Choose between slowly changing dimension types

Completed

Star schema design theory refers to common SCD types. The most common are Type 1 and Type 2. In practice a dimension table may support a combination of history tracking methods, including Type 3 and Type 6. Let's get to know the difference in these SCD types.

Type 1 SCD

A Type 1 SCD always reflects the latest values, and when changes in source data are detected, the dimension table data is overwritten. This design approach is common for columns that store supplementary values, like the email address or phone number of a customer. When a customer email address or phone number changes, the dimension table updates the customer row with the new values. It's as if the customer always had this contact information. The key field, such as CustomerID, would stay the same so the records in the fact table automatically link to the updated customer record.

An example Type 1 SCD row that updates CompanyName and ModifiedDate.

Type 2 SCD

A Type 2 SCD supports versioning of dimension members. Often the source system doesn't store versions, so the data warehouse load process detects and manages changes in a dimension table. In this case, the dimension table must use a surrogate key to provide a unique reference to a version of the dimension member. It also includes columns that define the date range validity of the version (for example, StartDate and EndDate) and possibly a flag column (for example, IsCurrent) to easily filter by current dimension members.

For example, Adventure Works assigns salespeople to a sales region. When a salesperson relocates region, a new version of the salesperson must be created to ensure that historical facts remain associated with the former region. To support accurate historic analysis of sales by salesperson, the dimension table must store versions of salespeople and their associated region(s). The table should also include start and end date values to define the time validity. Current versions may define an empty end date (or 12/31/9999), which indicates that the row is the current version. The table must also define a surrogate key because the business key (in this instance, employee ID) won't be unique.

An example Type 2 SCD row that shows a new record for Region change.

It's important to understand that when the source data doesn't store versions, you must use an intermediate system (like a data warehouse) to detect and store changes. The table load process must preserve existing data and detect changes. When a change is detected, the table load process must expire the current version. It records these changes by updating the EndDate value and inserting a new version with the StartDate value commencing from the previous EndDate value. Also, related facts must use a time-based lookup to retrieve the dimension key value relevant to the fact date.

Type 3 SCD

A Type 3 SCD supports storing two versions of a dimension member as separate columns. The table includes a column for the current value of a member plus either the original or previous value of the member. So Type 3 uses additional columns to track one key instance of history, rather than storing additional rows to track each change like in a Type 2 SCD.

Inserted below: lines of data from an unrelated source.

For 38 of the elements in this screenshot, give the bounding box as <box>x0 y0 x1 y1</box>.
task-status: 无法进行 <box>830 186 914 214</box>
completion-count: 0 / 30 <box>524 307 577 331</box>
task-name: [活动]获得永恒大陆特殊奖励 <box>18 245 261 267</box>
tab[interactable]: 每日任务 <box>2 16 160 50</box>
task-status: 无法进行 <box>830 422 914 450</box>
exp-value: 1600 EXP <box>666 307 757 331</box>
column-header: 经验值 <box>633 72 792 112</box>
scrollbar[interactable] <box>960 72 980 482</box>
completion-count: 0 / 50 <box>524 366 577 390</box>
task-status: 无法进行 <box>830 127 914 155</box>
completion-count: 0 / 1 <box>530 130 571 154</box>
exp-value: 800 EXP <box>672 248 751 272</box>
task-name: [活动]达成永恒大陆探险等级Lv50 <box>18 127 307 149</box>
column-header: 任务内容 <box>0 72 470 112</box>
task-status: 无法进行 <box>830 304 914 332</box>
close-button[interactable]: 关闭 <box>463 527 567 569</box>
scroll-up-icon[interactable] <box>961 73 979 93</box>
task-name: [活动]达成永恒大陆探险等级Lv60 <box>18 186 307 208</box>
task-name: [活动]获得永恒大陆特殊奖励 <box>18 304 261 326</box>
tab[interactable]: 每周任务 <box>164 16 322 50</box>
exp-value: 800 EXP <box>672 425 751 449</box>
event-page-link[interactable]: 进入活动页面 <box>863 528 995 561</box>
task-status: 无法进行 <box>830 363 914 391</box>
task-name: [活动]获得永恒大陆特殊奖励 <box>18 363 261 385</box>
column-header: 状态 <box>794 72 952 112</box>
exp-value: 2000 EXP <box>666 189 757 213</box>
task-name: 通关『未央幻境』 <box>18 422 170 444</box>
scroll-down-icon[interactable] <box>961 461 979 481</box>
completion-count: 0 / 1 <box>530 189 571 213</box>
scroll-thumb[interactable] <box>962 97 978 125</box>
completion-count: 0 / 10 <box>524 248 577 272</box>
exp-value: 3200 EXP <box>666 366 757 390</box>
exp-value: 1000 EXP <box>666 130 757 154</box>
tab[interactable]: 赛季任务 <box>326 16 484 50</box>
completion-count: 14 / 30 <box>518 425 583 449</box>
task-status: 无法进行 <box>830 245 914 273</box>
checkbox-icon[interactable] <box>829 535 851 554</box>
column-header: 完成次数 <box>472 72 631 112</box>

This type of tracking may be used for one or two columns in a dimension table. It is not common to use it for many members of the same table. It is often used in combination with Type 1 or Type 2 members.

An example Type 3 SCD row that shows an updated CurrentEmail column and an unchanged OriginalEmail column.

Type 6 SCD

A Type 6 SCD combines Type 1, 2, and 3. When a change happens to a Type 2 member you create a new row with appropriate StartDate and EndDate. In Type 6 design you also store the current value in all versions of that entity so you can easily report on the current value or the historical value.

Using the sales region example, you split the Region column into CurrentRegion and HistoricalRegion. The CurrentRegion always shows the latest value and the HistoricalRegion shows the region that was valid between the StartDate and EndDate. So for the same salesperson, every record would have the latest region populated in CurrentRegion while HistoricalRegion works exactly like the region field in the Type 2 SCD example.

An example Type 6 SCD row that shows a new record for Region change with CurrentRegion updated for old and new row.